The MAN president agreed with this
argument. Jacobs said the removal of subsidy will be good for the
economy. “We can’t continue to subsidise fuel, but we should rather
channel our energy towards the diversification of the economy,” he said.
Other bodies, including organised
labour, have expressed strident opposition to Sanusi’s advocacy, saying
his call amounted to some policy dictatorship that must be rejected by
President Muhammadu Buhari.
The General Secretary of the National
Union of Textile and Garment Workers of Nigeria (NUTGWN), Comrade Issa
Aremu, said government should be weary of a policy that could further
undermine growth and development as well as worsen the poverty level in
the country.
To him, the twin-policy recommendations
of naira devaluation and removal of fuel subsidy, “amount to some policy
dictatorships that must be rejected by President Muhammadu Buhari.”
He argued that the existing devalued
rate of N197 to a dollar has further eroded wage income of millions of
workers in the wake of the prevailing cases of unpaid salaries and
worsening poverty.
He said: “Devaluation has also increased
the cost of domestic production, fueled price inflation and undermined
the competitiveness of locally surviving industries, leading to loss of
the few existing jobs. To further recommend naira devalation as Emir
Sanusi did, is unacceptable exchange rate policy overkill.

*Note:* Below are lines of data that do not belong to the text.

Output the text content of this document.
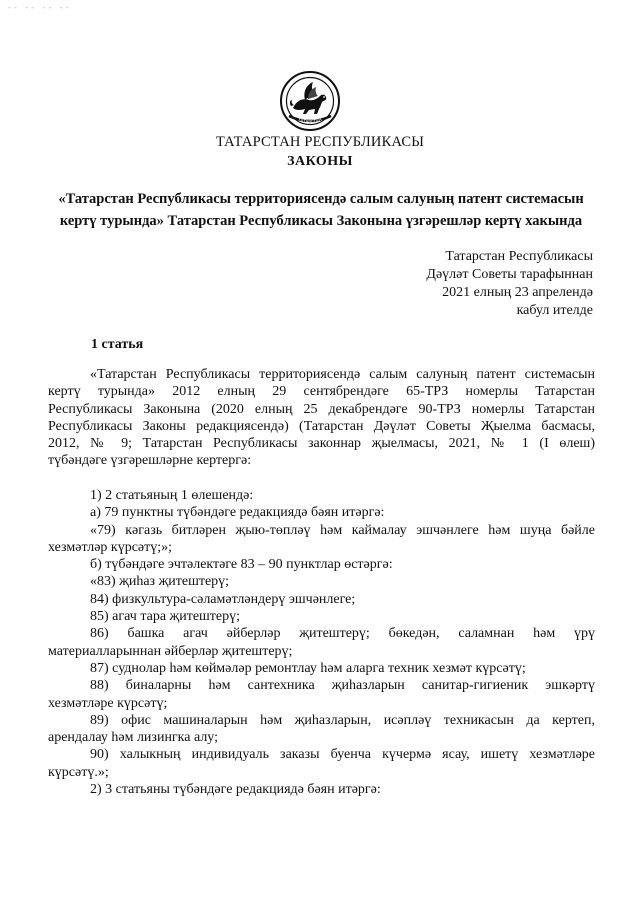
-- -- -- --
ТАТАРСТАН
ТАТАРСТАН РЕСПУБЛИКАСЫ
ЗАКОНЫ
«Татарстан Республикасы территориясендә салым салуның патент системасын
кертү турында» Татарстан Республикасы Законына үзгәрешләр кертү хакында
Татарстан Республикасы
Дәүләт Советы тарафыннан
2021 елның 23 апрелендә
кабул ителде
1 статья
«Татарстан Республикасы территориясендә салым салуның патент системасын
кертү турында» 2012 елның 29 сентябрендәге 65-ТРЗ номерлы Татарстан
Республикасы Законына (2020 елның 25 декабрендәге 90-ТРЗ номерлы Татарстан
Республикасы Законы редакциясендә) (Татарстан Дәүләт Советы Җыелма басмасы,
2012, № 9; Татарстан Республикасы законнар җыелмасы, 2021, № 1 (I өлеш)
түбәндәге үзгәрешләрне кертергә:
1) 2 статьяның 1 өлешендә:
а) 79 пунктны түбәндәге редакциядә бәян итәргә:
«79) кәгазь битләрен җыю-төпләү һәм каймалау эшчәнлеге һәм шуңа бәйле
хезмәтләр күрсәтү;»;
б) түбәндәге эчтәлектәге 83 – 90 пунктлар өстәргә:
«83) җиһаз җитештерү;
84) физкультура-сәламәтләндерү эшчәнлеге;
85) агач тара җитештерү;
86) башка агач әйберләр җитештерү; бөкедән, саламнан һәм үрү
материалларыннан әйберләр җитештерү;
87) суднолар һәм көймәләр ремонтлау һәм аларга техник хезмәт күрсәтү;
88) биналарны һәм сантехника җиһазларын санитар-гигиеник эшкәртү
хезмәтләре күрсәтү;
89) офис машиналарын һәм җиһазларын, исәпләү техникасын да кертеп,
арендалау һәм лизингка алу;
90) халыкның индивидуаль заказы буенча күчермә ясау, ишетү хезмәтләре
күрсәтү.»;
2) 3 статьяны түбәндәге редакциядә бәян итәргә:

Devaluation is a false economics in a nonexporting, import-dependent
economy like Nigeria. We import everything, including industrial inputs,
while we export no industrial good that can take advantage of
devaluation,” he said.
The notion of increased FDI arising from
currency devaluation, has its drawback. For an economy that is exposed
to the vagaries of an uncertain security environment, the chances of
retaining such FDI is slim. Emefiele admitted when he alluded to the
outflow of over $48 billion from Emerging and Frontier markets in
response to security considerations. He spoke at the World Bank
Group/the International Monetary Fund meeting, which held recently in
Lima, Peru.
“It is true that investors are pulling
out their investments in the country, and I must tell you that in the
third quarter of this year alone, I read in a report that said, almost
$48 billion were capital outflows that left Emerging and Frontier
markets. It means that people are pulling funds and are beginning to
look at economies like the United States (U.S.) and other areas where
they think there are opportunities,” he stated.